Ruby & Serial Ports - A Debugging Adventure
So as part of my ongoing "playing around" with model railway control I treated myself to a 16 zone RailCom receiver from DCC₄PC, in part because their documentation is so clear about how to talk to their devices using software you've written yourself. Enter a shelf kit with 7 pieces of setrack individually wired, a DCC command station (DCC++EX) and some DCC₄PC parts.
The PC runs JMRI to tell the command station what instruction to give which loco. The command station converts this into a DCC packet which is placed onto the tracks. After each packet the command station sends a long inter-packet preamble. The output from the command station doesn't however go straight to the track, it first goes through a RailCom cutout module, this shrinks the preamble to the minimum allowed by the DCC specifications and disconnects the track from the command station, allowing the DCC decoders in the locomotives to send some data back (using RailCom). After passing through the cutout the DCC for the tracks lastly goes through the RailCom receiver fromDCC₄PC, this board receives the RailCom data ready for the PC to ask for it.
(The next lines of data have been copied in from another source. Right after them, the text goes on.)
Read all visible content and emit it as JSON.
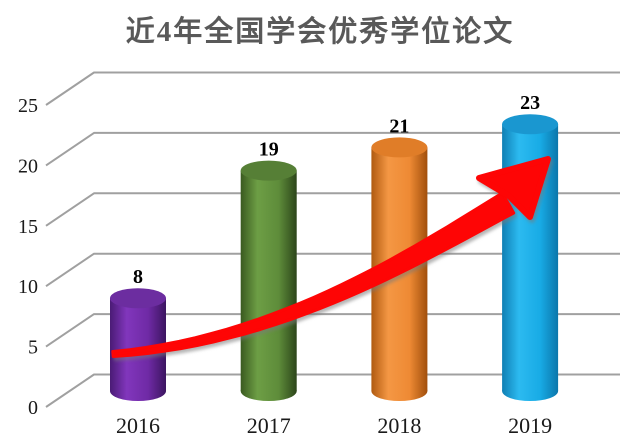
{
  "title": "近4年全国学会优秀学位论文",
  "colors": {
    "background": "#ffffff",
    "title_text": "#595959",
    "gridline": "#a0a0a0",
    "axis_text": "#1a1a1a",
    "value_label_text": "#000000",
    "trend_arrow": "#fe0505"
  },
  "chart_data": {
    "type": "bar",
    "subtype": "3d-cylinder-column",
    "title": "近4年全国学会优秀学位论文",
    "categories": [
      "2016",
      "2017",
      "2018",
      "2019"
    ],
    "values": [
      8,
      19,
      21,
      23
    ],
    "show_data_labels": true,
    "data_labels": [
      "8",
      "19",
      "21",
      "23"
    ],
    "xlabel": "",
    "ylabel": "",
    "y_ticks": [
      0,
      5,
      10,
      15,
      20,
      25
    ],
    "ylim": [
      0,
      25
    ],
    "grid": true,
    "legend": false,
    "bar_styles": [
      {
        "name": "purple",
        "body": [
          "#4a1b75",
          "#8136bc",
          "#6f2aa5",
          "#3c1560"
        ],
        "lid": "#6c2da0"
      },
      {
        "name": "green",
        "body": [
          "#3a5a20",
          "#6d9e45",
          "#5e8c3a",
          "#2c451a"
        ],
        "lid": "#567f36"
      },
      {
        "name": "orange",
        "body": [
          "#b05a10",
          "#f49744",
          "#ee8a34",
          "#a14f0c"
        ],
        "lid": "#e07d28"
      },
      {
        "name": "blue",
        "body": [
          "#0f7fb4",
          "#2cbaf0",
          "#18abe5",
          "#0b76ab"
        ],
        "lid": "#1a97d0"
      }
    ],
    "annotations": [
      {
        "type": "curved-up-arrow",
        "color": "#fe0505"
      }
    ]
  }
}
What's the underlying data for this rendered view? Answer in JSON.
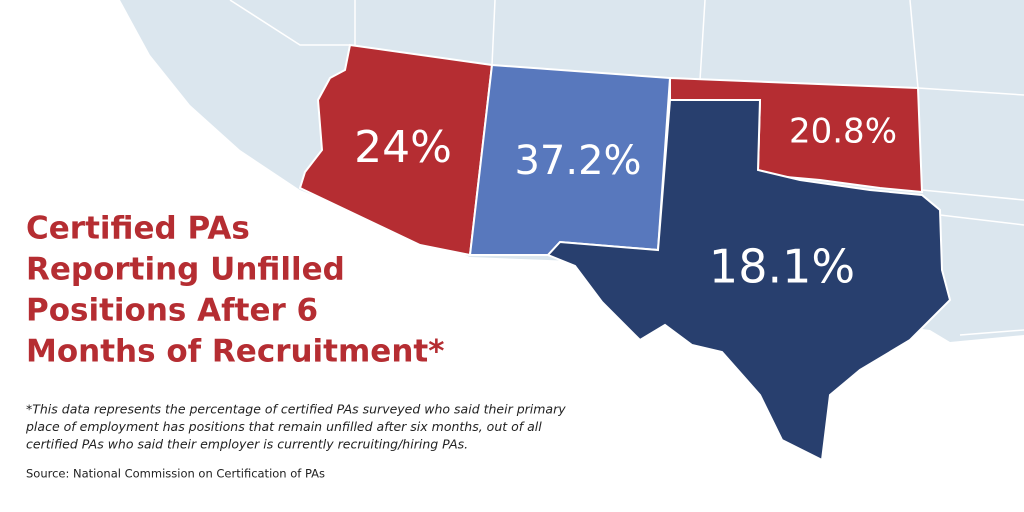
{
  "title_lines": [
    "Certified PAs",
    "Reporting Unfilled",
    "Positions After 6",
    "Months of Recruitment*"
  ],
  "footnote_lines": [
    "*This data represents the percentage of certified PAs surveyed who said their primary",
    "place of employment has positions that remain unfilled after six months, out of all",
    "certified PAs who said their employer is currently recruiting/hiring PAs."
  ],
  "source": "Source: National Commission on Certification of PAs",
  "regions": [
    {
      "label": "24%",
      "color": "#b52d32"
    },
    {
      "label": "37.2%",
      "color": "#5878bd"
    },
    {
      "label": "20.8%",
      "color": "#b52d32"
    },
    {
      "label": "18.1%",
      "color": "#283f6e"
    }
  ]
}
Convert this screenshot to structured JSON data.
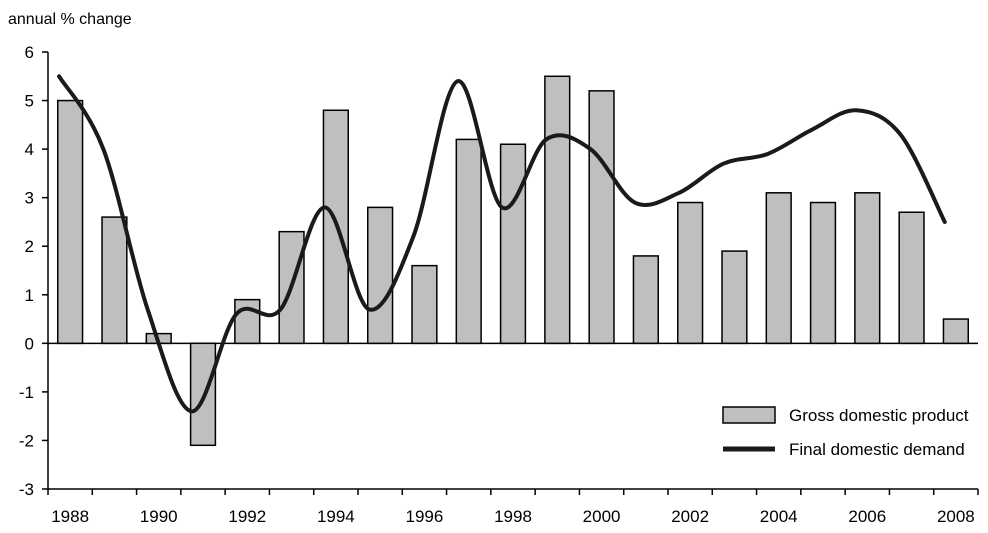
{
  "chart_data": {
    "type": "bar",
    "title": "",
    "ylabel": "annual % change",
    "xlabel": "",
    "ylim": [
      -3,
      6
    ],
    "yticks": [
      -3,
      -2,
      -1,
      0,
      1,
      2,
      3,
      4,
      5,
      6
    ],
    "categories": [
      "1988",
      "1989",
      "1990",
      "1991",
      "1992",
      "1993",
      "1994",
      "1995",
      "1996",
      "1997",
      "1998",
      "1999",
      "2000",
      "2001",
      "2002",
      "2003",
      "2004",
      "2005",
      "2006",
      "2007",
      "2008"
    ],
    "xtick_labels": [
      "1988",
      "1990",
      "1992",
      "1994",
      "1996",
      "1998",
      "2000",
      "2002",
      "2004",
      "2006",
      "2008"
    ],
    "series": [
      {
        "name": "Gross domestic product",
        "type": "bar",
        "color": "#bfbfbf",
        "values": [
          5.0,
          2.6,
          0.2,
          -2.1,
          0.9,
          2.3,
          4.8,
          2.8,
          1.6,
          4.2,
          4.1,
          5.5,
          5.2,
          1.8,
          2.9,
          1.9,
          3.1,
          2.9,
          3.1,
          2.7,
          0.5
        ]
      },
      {
        "name": "Final domestic demand",
        "type": "line",
        "color": "#1a1a1a",
        "values": [
          5.5,
          4.0,
          0.7,
          -1.4,
          0.6,
          0.7,
          2.8,
          0.7,
          2.2,
          5.4,
          2.8,
          4.2,
          4.0,
          2.9,
          3.1,
          3.7,
          3.9,
          4.4,
          4.8,
          4.3,
          2.5
        ]
      }
    ],
    "legend_position": "bottom-right",
    "grid": false
  }
}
So far so simple right? We've got the hardware setup (and we can make several locos move) and we know the protocol for talking to the RailCom receiver. Or so I thought, I've used a serial port in Ruby before so grab a gem, toggle the control lines as needed and send some bytes then read some bytes, workout what they mean and puts some text about what's plugged in. Especially as the protocol provides some instructions to easily find what's on the bus. Well it turns out no!
So first let's get the DCC₄PC provided software (and a serial port debugging program) and check that the hardware works and that the DCC₄PC OmniBus specification is accurate, the hardware works and the serial port was being used exactly as I understood the spec to require. Then add a pile of debugging puts statements to my Ruby code to check I'm giving the data to the serial port that I expect and what I'm getting back, I'm sending (or at least telling the gem to send) exactly the same as the DCC₄PC software but getting nothing back. At that point I've reached a "go for a walk" level of stumped, have a look at the OmniBus specification (linked previously) and see if you can guess what the problem turned out to be.
So what realisations did I have on my walk?
- I need to buy a rubber duck (https://rubberduckdebugging.com/)!
- The gem probably uses a C extension / library to talk to the serial port, the enumerate instruction is 0 (a null byte), how's my carefully constructed array of integers getting passed along?
And that's when I went down the rabbit hole of looking at what happens in the gem, my carefully constructed array of integers gets converted to a null terminated string, great! Guess I'm going to have to learn FFI and dust of my C skills.
A few blog posts later ("Ruby FFI Module Tutorial (Example: Play MP3 with VLC)" and "Linux Serial Ports Using C/C++") I was certain I could do this and had was successfully enumerating what was on the omnibus from ruby.